His first entrepreneurial experience convinced him of the gaps in his business knowledge. He later headed to Stanford for an MBA. “Stratify basically showed me all the things I didn’t know about business and all the mistakes we made. I went to business school to fix that.”

He, though, wanted to return to India, and made a smart decision to get into the venture capital business. He started by joining Draper Fisher Jurvetson and visited India every couple of months. Then, he moved to Tiger Global and returned to India to set up the company’s office. “Coming back as an investor was good because being an investor gives you lots of access,” he said.

But, by 2009, the thrill of being a venture capitalist had faded, particularly because the investing action slowed sharply after the 2008 financial crisis. That’s when he decided to get back in the driver’s seat and he looked seriously at the education sector. At Great Learning, technology is the force multiplier every inch of the way. A mobile app automatically tracks attendance and knows when a student is present . An app also sends out a curated daily digest of articles for the students to keep abreast of what’s happening around.

 

 

The result

Great Learning has an almost 90 per cent completion rate for working professionals doing one-year courses.
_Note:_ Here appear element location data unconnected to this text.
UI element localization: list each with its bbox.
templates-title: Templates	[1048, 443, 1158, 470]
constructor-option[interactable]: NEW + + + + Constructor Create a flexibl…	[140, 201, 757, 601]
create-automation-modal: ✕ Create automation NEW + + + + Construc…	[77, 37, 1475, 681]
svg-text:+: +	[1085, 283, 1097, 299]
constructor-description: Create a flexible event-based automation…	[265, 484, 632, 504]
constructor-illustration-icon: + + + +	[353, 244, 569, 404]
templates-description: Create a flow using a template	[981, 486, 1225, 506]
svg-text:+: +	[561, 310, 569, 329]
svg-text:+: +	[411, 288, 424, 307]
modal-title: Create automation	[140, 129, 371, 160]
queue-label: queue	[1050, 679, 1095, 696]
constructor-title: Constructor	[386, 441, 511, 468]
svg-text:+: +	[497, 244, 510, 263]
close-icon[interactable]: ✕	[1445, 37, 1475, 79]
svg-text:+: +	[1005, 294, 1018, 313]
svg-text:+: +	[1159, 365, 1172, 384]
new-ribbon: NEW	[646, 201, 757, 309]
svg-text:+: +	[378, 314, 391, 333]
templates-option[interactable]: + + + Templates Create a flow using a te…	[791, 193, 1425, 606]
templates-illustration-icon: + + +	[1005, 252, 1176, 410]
What’s more, he said around 60 per cent are able to change jobs within six months, either in their existing company or to another one. “That’s a phenomenal metric.”

In the near future, Lakhamraju said, there’ll be huge changes in the world of education. “We believe higher education’s future is going to be very different from what it’s been,” he said. But he is not quite sure about the upcomg changes at the school level. “In school education, you need a lot more ‘eye touch.’ Young kids will not have the same sense of responsibility. I’ve no idea how to automate for young kids, which is why we don’t do that.”

Lakhamraju spends 70 per cent of his time on Great Learning and 30 per cent on the well-established Great Lakes. Next on the class timetable could be a foreign foray. Great Learning is scouting for opportunities all around Asia and the Middle East.

So far, the company has been debt-free but it might need to raise cash if it spots an asset worth buying in one of these places. With the technological revolution moving at a brisk pace, there’ll be plenty to teach executives who want to get ahead of the pack.